La position de coroner dans une petite ville pouvait être honorifique mais elle n’était pas une sinécure. À preuve, l’aventure qui m’est arrivée.

Un soir, je recevais un appel téléphonique pour me dire qu’un accident d’automobile avait fait trois morts sur la route 19 entre La Tuque et Grand’mère à quarante milles de chez-nous. Il était dix heures du soir.

Comme c’était la princesse qui payait, c’est-à-dire la province, j’appelai un taxi. En arrivant sur les lieux, je constatai qu’il y avait eu collision entre un camion et une automobile, cette dernière était complètement démolie. De peine et de misère, je parvins à extraire deux morts des débris. Je constatai qu’il y avait un autre corps sur le bord de la route, il était sans vie.

Nous étions en plein bois. J’entendis des plaintes et je trouvai un autre blessé qui lui n’était pas mort.

Que faire dans une circonstance pareille? Nous ne pouvions pas laisser les morts sur le bord de la route. Il n’y avait pas de téléphone chez les colons avoisinants.

Mon chauffeur suggéra de mettre les corps dans la valise de sa voiture. Et c’est ce que l’on fit non sans misère, cette valise n’étant pas très grande. Heureusement que les victimes n’étaient pas trop grosses.

Il fallait ramener celui qui n’était pas mort, à l’hopital.
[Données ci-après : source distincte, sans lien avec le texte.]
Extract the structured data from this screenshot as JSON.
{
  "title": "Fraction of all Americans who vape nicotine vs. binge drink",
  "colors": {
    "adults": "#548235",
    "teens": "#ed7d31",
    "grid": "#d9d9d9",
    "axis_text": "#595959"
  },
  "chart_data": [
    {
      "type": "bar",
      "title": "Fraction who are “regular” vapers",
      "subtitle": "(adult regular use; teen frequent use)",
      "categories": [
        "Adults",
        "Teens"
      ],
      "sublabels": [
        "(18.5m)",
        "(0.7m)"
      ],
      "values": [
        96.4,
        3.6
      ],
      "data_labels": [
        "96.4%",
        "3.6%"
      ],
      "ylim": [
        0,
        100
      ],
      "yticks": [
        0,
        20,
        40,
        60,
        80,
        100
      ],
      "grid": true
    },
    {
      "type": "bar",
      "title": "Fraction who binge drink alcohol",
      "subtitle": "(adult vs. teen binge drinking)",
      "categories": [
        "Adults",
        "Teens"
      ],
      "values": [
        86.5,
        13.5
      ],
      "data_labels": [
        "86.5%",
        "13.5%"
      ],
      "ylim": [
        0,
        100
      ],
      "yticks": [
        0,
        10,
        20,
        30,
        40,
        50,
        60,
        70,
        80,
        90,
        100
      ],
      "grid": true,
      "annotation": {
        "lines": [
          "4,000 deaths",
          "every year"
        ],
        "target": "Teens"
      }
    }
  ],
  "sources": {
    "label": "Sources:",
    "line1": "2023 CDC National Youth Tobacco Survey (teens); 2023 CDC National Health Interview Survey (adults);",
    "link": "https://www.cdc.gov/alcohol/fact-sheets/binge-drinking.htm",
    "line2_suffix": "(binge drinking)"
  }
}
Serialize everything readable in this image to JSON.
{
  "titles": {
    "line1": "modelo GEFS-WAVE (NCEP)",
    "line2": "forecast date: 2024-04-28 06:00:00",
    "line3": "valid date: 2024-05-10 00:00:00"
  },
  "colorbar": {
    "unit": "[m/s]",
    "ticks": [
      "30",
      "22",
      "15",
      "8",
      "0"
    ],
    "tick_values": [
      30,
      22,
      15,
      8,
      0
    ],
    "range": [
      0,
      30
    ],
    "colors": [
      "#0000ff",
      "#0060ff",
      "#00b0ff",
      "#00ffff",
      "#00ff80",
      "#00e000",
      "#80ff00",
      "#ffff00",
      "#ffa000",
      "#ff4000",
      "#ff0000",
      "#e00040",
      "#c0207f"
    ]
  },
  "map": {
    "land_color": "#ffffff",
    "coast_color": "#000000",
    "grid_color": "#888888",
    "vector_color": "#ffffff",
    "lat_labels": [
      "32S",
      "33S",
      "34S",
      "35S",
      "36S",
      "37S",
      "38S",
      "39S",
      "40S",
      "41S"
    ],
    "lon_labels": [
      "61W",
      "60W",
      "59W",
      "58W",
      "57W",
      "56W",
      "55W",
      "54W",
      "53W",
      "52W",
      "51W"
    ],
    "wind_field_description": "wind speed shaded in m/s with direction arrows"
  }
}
Mon chauffeur suggéra d’enlever le siège arrière et d’y coucher notre homme.

Durant le voyage de retour, notre homme en arrière jasait avec ses compagnons, il était sous l’influence du choc et sous l’influence de la bière qu’il avait ingurgitée. Ses compagnons étaient passés de vie à trépas sans trop s’en rendre compte. Nous avions trouvé plusieurs bouteilles de bière vides dans les débris.

Le quatrième mourut quelques jours plus tard ayant eu le temps de s’assobrir.

Et comme séquelle à cette affaire, grâce à la générosité d’une millionnaire américaine qui avait sans doute trouvé notre moyen de transport plutôt primitif, la ville de La Tuque était dotée d’une ambulance moderne.